You can also do Fetch as Googlebot. That’s another method. That’s also in our Google Webmaster console. And what that lets you do is send out Googlebot and actually retrieve a page and show you what it fetched. And sometimes you’ll be surprised. It could be hacked or things along those lines, or people could have added a noindex tag, or a rel=canonical that pointed to a hacker’s page. So things along those lines are stuff to check into as such as fetch as Googlebot.

 

We’ve also seen a few people who, for whatever reason, were cloaking, and did it wrong, and shot themselves in the foot. And so they were trying to cloak, and instead, they returned normal content to users and completely empty content to Googlebot.

 

Fetch as Googlebot can help

Certainly if you’ve changed your site, your hosting, if you’ve revamped your design, a lot of that can also cause things. So you want to look at if there’s any major thing you’ve changed on your side, whether it be DNS, hostname, anything along those lines, around the same time. That can definitely account for things. If you deployed something that’s really sophisticated Ajax, maybe the search engines are quite able to crawl that and figure things out. So by that time hopefully, you have an idea whether it affects just your site, all of your site, your site in different search engines, or just you, whether it affects multiple different people, so it might be an algorithmic change, those kinds of issues. And once you have that under your belt and you have an idea of what’s going on, then you can ask whether you should do a reconsideration request.

 

So if you think there might have been some violation, like you were cloaking, and you were returning an empty page to Google, or hidden text, or keyword stuffing, whatever, then you can do a reconsideration request. And that will actually tell you whether Google has taken manual action on your site. And if it hasn’t, then that’s good, because you might not be ranking where you want, but at least you know it’s an algorithmic issue. And so you can concentrate on what different things might be triggering from an algorithmic standpoint.

 

Whereas, if it is a manual issue, then we’ll do our best to tell you, it’s been corrected, things will be in better shape soon, or we still think that there’s an issue going on. And so that can give you a lot of visibility.
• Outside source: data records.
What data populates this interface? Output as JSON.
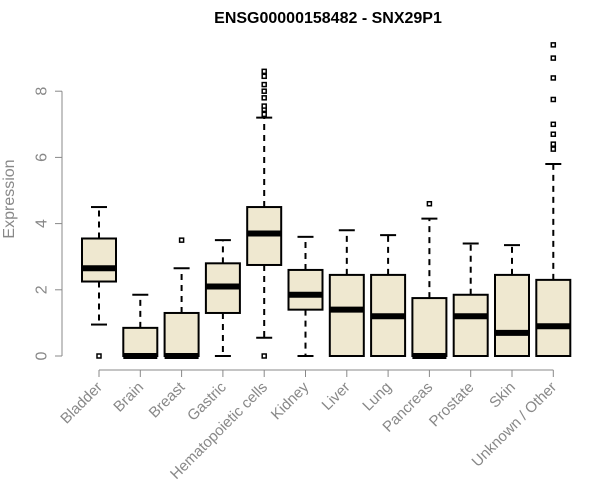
{
  "chart_data": {
    "type": "boxplot",
    "title": "ENSG00000158482 - SNX29P1",
    "xlabel": "",
    "ylabel": "Expression",
    "ylim": [
      0,
      9.6
    ],
    "yticks": [
      0,
      2,
      4,
      6,
      8
    ],
    "box_color": "#efe8d0",
    "categories": [
      "Bladder",
      "Brain",
      "Breast",
      "Gastric",
      "Hematopoietic cells",
      "Kidney",
      "Liver",
      "Lung",
      "Pancreas",
      "Prostate",
      "Skin",
      "Unknown / Other"
    ],
    "series": [
      {
        "name": "Bladder",
        "min": 0.95,
        "q1": 2.25,
        "median": 2.65,
        "q3": 3.55,
        "max": 4.5,
        "outliers": [
          0.0
        ]
      },
      {
        "name": "Brain",
        "min": 0.0,
        "q1": 0.0,
        "median": 0.0,
        "q3": 0.85,
        "max": 1.85,
        "outliers": []
      },
      {
        "name": "Breast",
        "min": 0.0,
        "q1": 0.0,
        "median": 0.0,
        "q3": 1.3,
        "max": 2.65,
        "outliers": [
          3.5
        ]
      },
      {
        "name": "Gastric",
        "min": 0.0,
        "q1": 1.3,
        "median": 2.1,
        "q3": 2.8,
        "max": 3.5,
        "outliers": []
      },
      {
        "name": "Hematopoietic cells",
        "min": 0.55,
        "q1": 2.75,
        "median": 3.7,
        "q3": 4.5,
        "max": 7.2,
        "outliers": [
          0.0,
          7.3,
          7.45,
          7.55,
          7.8,
          8.0,
          8.2,
          8.45,
          8.6
        ]
      },
      {
        "name": "Kidney",
        "min": 0.0,
        "q1": 1.4,
        "median": 1.85,
        "q3": 2.6,
        "max": 3.6,
        "outliers": []
      },
      {
        "name": "Liver",
        "min": 0.0,
        "q1": 0.0,
        "median": 1.4,
        "q3": 2.45,
        "max": 3.8,
        "outliers": []
      },
      {
        "name": "Lung",
        "min": 0.0,
        "q1": 0.0,
        "median": 1.2,
        "q3": 2.45,
        "max": 3.65,
        "outliers": []
      },
      {
        "name": "Pancreas",
        "min": 0.0,
        "q1": 0.0,
        "median": 0.0,
        "q3": 1.75,
        "max": 4.15,
        "outliers": [
          4.6
        ]
      },
      {
        "name": "Prostate",
        "min": 0.0,
        "q1": 0.0,
        "median": 1.2,
        "q3": 1.85,
        "max": 3.4,
        "outliers": []
      },
      {
        "name": "Skin",
        "min": 0.0,
        "q1": 0.0,
        "median": 0.7,
        "q3": 2.45,
        "max": 3.35,
        "outliers": []
      },
      {
        "name": "Unknown / Other",
        "min": 0.0,
        "q1": 0.0,
        "median": 0.9,
        "q3": 2.3,
        "max": 5.8,
        "outliers": [
          6.25,
          6.4,
          6.7,
          7.0,
          7.75,
          8.4,
          9.0,
          9.4
        ]
      }
    ]
  }
}
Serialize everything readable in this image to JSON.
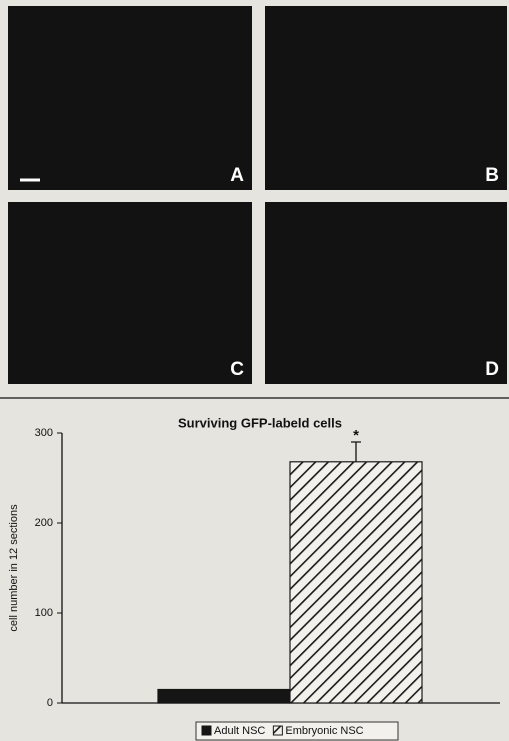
{
  "panels": [
    {
      "label": "A"
    },
    {
      "label": "B"
    },
    {
      "label": "C"
    },
    {
      "label": "D"
    }
  ],
  "chart_data": {
    "type": "bar",
    "title": "Surviving GFP-labeld cells",
    "y_label": "cell number in 12 sections",
    "categories": [
      null
    ],
    "series": [
      {
        "name": "Adult NSC",
        "color": "#151515",
        "hatch": false,
        "values": [
          15
        ]
      },
      {
        "name": "Embryonic NSC",
        "color": "#1a1a1a",
        "hatch": true,
        "values": [
          268
        ],
        "errors": [
          22
        ]
      }
    ],
    "annotations": [
      {
        "text": "*",
        "series": 1
      }
    ],
    "ylim": [
      0,
      300
    ],
    "yticks": [
      0,
      100,
      200,
      300
    ],
    "grid": false
  }
}
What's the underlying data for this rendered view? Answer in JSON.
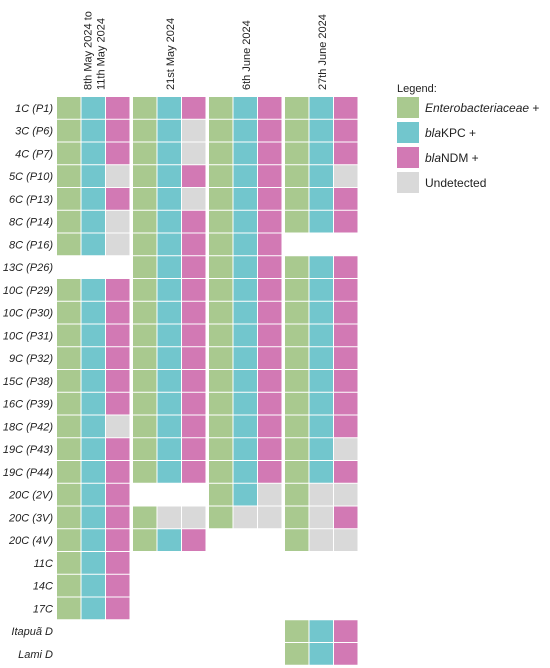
{
  "chart_data": {
    "type": "heatmap",
    "title": "",
    "dates": [
      [
        "8th May 2024 to",
        "11th May 2024"
      ],
      [
        "21st May 2024"
      ],
      [
        "6th June 2024"
      ],
      [
        "27th June 2024"
      ]
    ],
    "samples": [
      "1C (P1)",
      "3C (P6)",
      "4C (P7)",
      "5C (P10)",
      "6C (P13)",
      "8C (P14)",
      "8C (P16)",
      "13C (P26)",
      "10C (P29)",
      "10C (P30)",
      "10C (P31)",
      "9C (P32)",
      "15C (P38)",
      "16C (P39)",
      "18C (P42)",
      "19C (P43)",
      "19C (P44)",
      "20C (2V)",
      "20C (3V)",
      "20C (4V)",
      "11C",
      "14C",
      "17C",
      "Itapuã D",
      "Lami D"
    ],
    "markers": [
      "Enterobacteriaceae",
      "blaKPC",
      "blaNDM"
    ],
    "states": {
      "E": "Enterobacteriaceae +",
      "K": "blaKPC +",
      "N": "blaNDM +",
      "U": "Undetected"
    },
    "values": [
      [
        "EKN",
        "EKN",
        "EKN",
        "EKN"
      ],
      [
        "EKN",
        "EKU",
        "EKN",
        "EKN"
      ],
      [
        "EKN",
        "EKU",
        "EKN",
        "EKN"
      ],
      [
        "EKU",
        "EKN",
        "EKN",
        "EKU"
      ],
      [
        "EKN",
        "EKU",
        "EKN",
        "EKN"
      ],
      [
        "EKU",
        "EKN",
        "EKN",
        "EKN"
      ],
      [
        "EKU",
        "EKN",
        "EKN",
        null
      ],
      [
        null,
        "EKN",
        "EKN",
        "EKN"
      ],
      [
        "EKN",
        "EKN",
        "EKN",
        "EKN"
      ],
      [
        "EKN",
        "EKN",
        "EKN",
        "EKN"
      ],
      [
        "EKN",
        "EKN",
        "EKN",
        "EKN"
      ],
      [
        "EKN",
        "EKN",
        "EKN",
        "EKN"
      ],
      [
        "EKN",
        "EKN",
        "EKN",
        "EKN"
      ],
      [
        "EKN",
        "EKN",
        "EKN",
        "EKN"
      ],
      [
        "EKU",
        "EKN",
        "EKN",
        "EKN"
      ],
      [
        "EKN",
        "EKN",
        "EKN",
        "EKU"
      ],
      [
        "EKN",
        "EKN",
        "EKN",
        "EKN"
      ],
      [
        "EKN",
        null,
        "EKU",
        "EUU"
      ],
      [
        "EKN",
        "EUU",
        "EUU",
        "EUN"
      ],
      [
        "EKN",
        "EKN",
        null,
        "EUU"
      ],
      [
        "EKN",
        null,
        null,
        null
      ],
      [
        "EKN",
        null,
        null,
        null
      ],
      [
        "EKN",
        null,
        null,
        null
      ],
      [
        null,
        null,
        null,
        "EKN"
      ],
      [
        null,
        null,
        null,
        "EKN"
      ]
    ],
    "legend": {
      "title": "Legend:",
      "position": "top-right",
      "items": [
        {
          "key": "E",
          "italic": "Enterobacteriaceae",
          "plain": " +",
          "color": "#a9c98f"
        },
        {
          "key": "K",
          "italic": "bla",
          "plain": "KPC +",
          "color": "#72c6cd"
        },
        {
          "key": "N",
          "italic": "bla",
          "plain": "NDM +",
          "color": "#d279b4"
        },
        {
          "key": "U",
          "italic": "",
          "plain": "Undetected",
          "color": "#d9d9d9"
        }
      ]
    }
  }
}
That’s just in the last six months or so, since the last time we did a Webmaster video, which we’ve really started to show a lot more detail, not only in the messages that we’re doing but also in the answers to reconsideration requests. So that can be another great source of visibility.

 

So those are some of the issues that I would look at. Hopefully that gives you a few tools to do the diagnoses, and I hope things get better for whichever sites you’re looking at, because if you’ve got great content, to the extent possible, and to the extent that we think it’s appropriate, we’d like to have that good content in our index so that users can find it as well.